今度こそ、と意気込んで挑んでみたものの、結果は同じだった。
「はあ〜。 また、ダメだった・・・」
流石に、5回連続失敗していたので、そろそろ止めなくてはと思っていた。
それでも、目の前を優雅に泳ぐ赤の中の黒が一際、際立って目が離せないでいた。
いつになっても、その場から離れようとしない瑠里に、一緒に来ていた友達は先に行くと言い残しその場を離れて行った。

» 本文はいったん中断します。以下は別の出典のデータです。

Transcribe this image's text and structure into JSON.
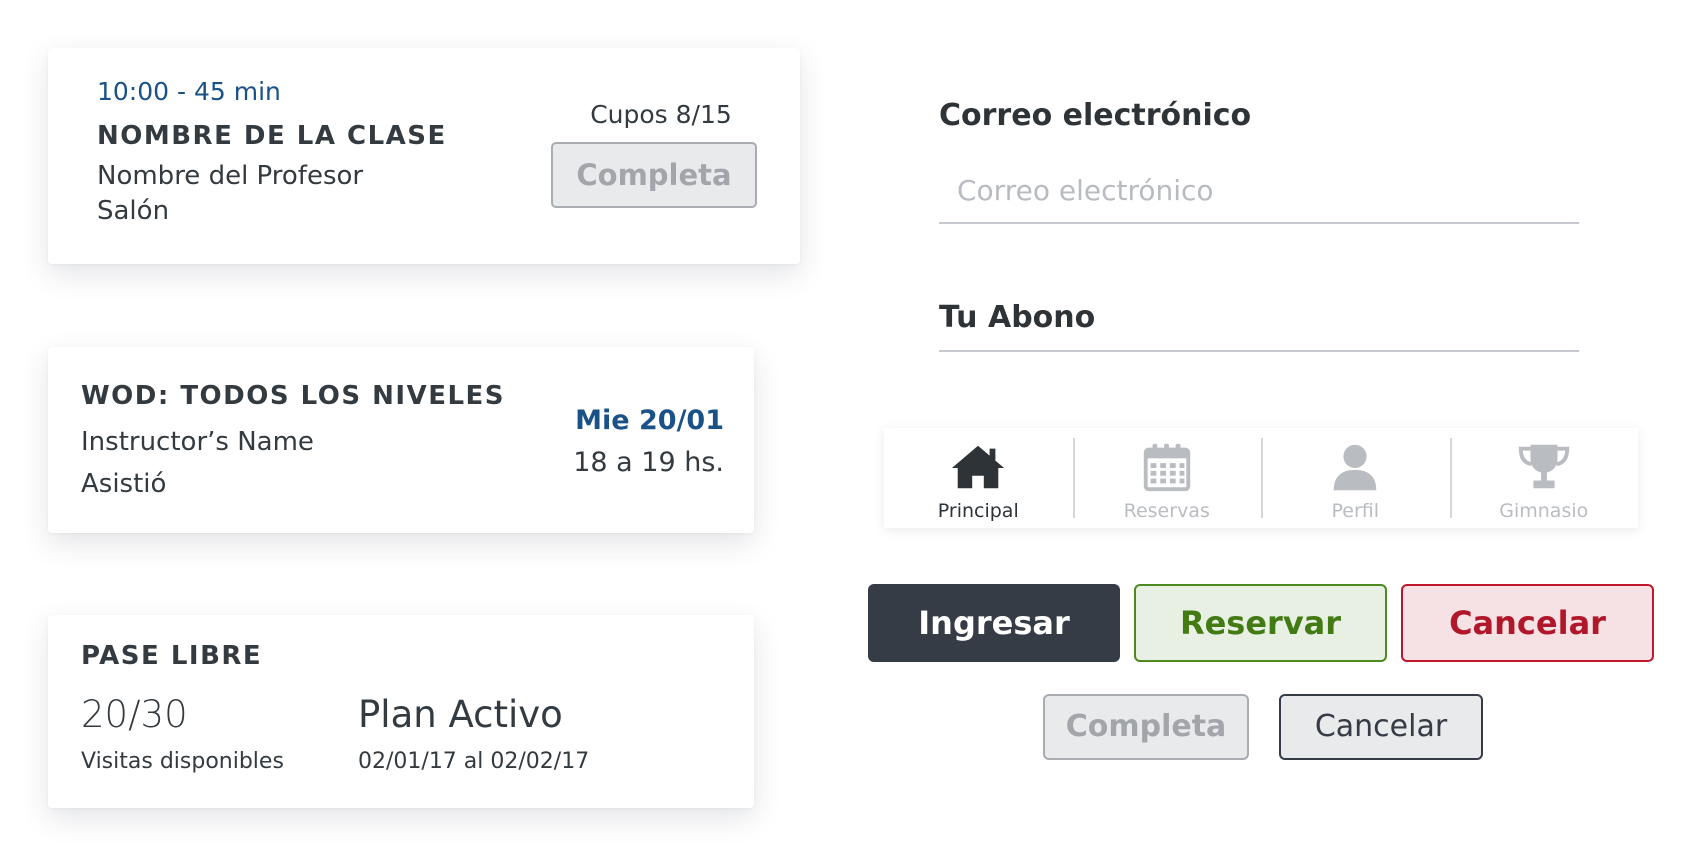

友達の一言で、未練はあったが、その場から離れる事にした。
友達の後を追おうと、立ち上がった時だった。
額に鉢巻を巻いた、威勢のいい的屋のおじちゃんに声を掛けられた。
「お姉ちゃん、これでよければやるよ。」
「え?」
差し出されたのは、小ぶりではあったが綺麗な赤い出目金だった。
「え、いいんですか?」
「いいよ。 お姉ちゃん、頑張ってくれたしね。 お目当ての奴は、やれないけど。」
「そんな事無いです。 ありがとうございます。」
手元で揺れる真っ赤な金魚を、眺めながら歩いていた。
鮮やかな赤い色に見惚れながらも、あの黒い出目金と一緒にしたら、どんなにさまになっただろうと考えていた。